If you are like me wondering why some couples get married once and stay with their partner for the rest of their lives, we are apparently not alone.
It’s a mystery why some get the chance to stay in a relationship until their last breath. And why the most of us are still stuck in the dating scene for as long as we can remember.
It maybe a choice, but for most, it’s trial and error. Often times, the latter and we have to endure five or so breakups before we finally tie the know – but then end up in a nasty divorce in court.
One site bravely declared that they have decoded the secret to a lasting relationship. I immediately read it. The article suggested that instead of looking for a beautiful or financially equipped partner, we should look for someone who is self-aware.

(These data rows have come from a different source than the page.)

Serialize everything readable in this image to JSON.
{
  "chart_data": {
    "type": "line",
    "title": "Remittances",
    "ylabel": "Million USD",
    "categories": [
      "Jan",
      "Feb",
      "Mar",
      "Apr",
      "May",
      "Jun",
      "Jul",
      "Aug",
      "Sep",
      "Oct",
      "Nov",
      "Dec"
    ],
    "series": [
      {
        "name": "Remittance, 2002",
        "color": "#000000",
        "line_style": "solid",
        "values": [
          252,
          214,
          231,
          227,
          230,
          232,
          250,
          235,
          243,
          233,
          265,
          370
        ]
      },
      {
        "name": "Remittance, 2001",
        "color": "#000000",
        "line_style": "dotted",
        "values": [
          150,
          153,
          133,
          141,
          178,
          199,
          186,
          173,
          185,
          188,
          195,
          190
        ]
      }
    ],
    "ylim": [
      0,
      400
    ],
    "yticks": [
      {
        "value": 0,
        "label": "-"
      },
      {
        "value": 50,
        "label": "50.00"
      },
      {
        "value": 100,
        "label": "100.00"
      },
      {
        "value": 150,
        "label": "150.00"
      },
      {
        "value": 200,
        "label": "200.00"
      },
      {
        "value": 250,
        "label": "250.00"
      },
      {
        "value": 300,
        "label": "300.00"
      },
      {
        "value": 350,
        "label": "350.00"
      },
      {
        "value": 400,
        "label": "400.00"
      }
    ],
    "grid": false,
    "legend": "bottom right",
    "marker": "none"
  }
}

According to the Hindustan Times:
…suggests paying attention to how the person talks about their past relationships. She wrote, “People who don’t have much relational self-awareness tell stories (especially love stories) that are full of blame and shame. They tend to cast themselves as victims and other people as suckers, losers, or fools.”
On the other hand, a relationally self-aware person might say something like, “It wasn’t the right time for us,” or “It was painful, but I learned from the experience.” As Solomon puts it, they can appreciate the “shades of gray”. Once you’re in a relationship, notice how the person handles himself/herself during conflicts.
A person who is self-aware knows what causes a problem and knows how to resolve it by pinpointing the trigger. They will be able to deal with defensiveness, withdrawal and other defense mechanisms the other shows on impulse.
The trick now is to be self-aware ourselves before we look for a partner. What do you think?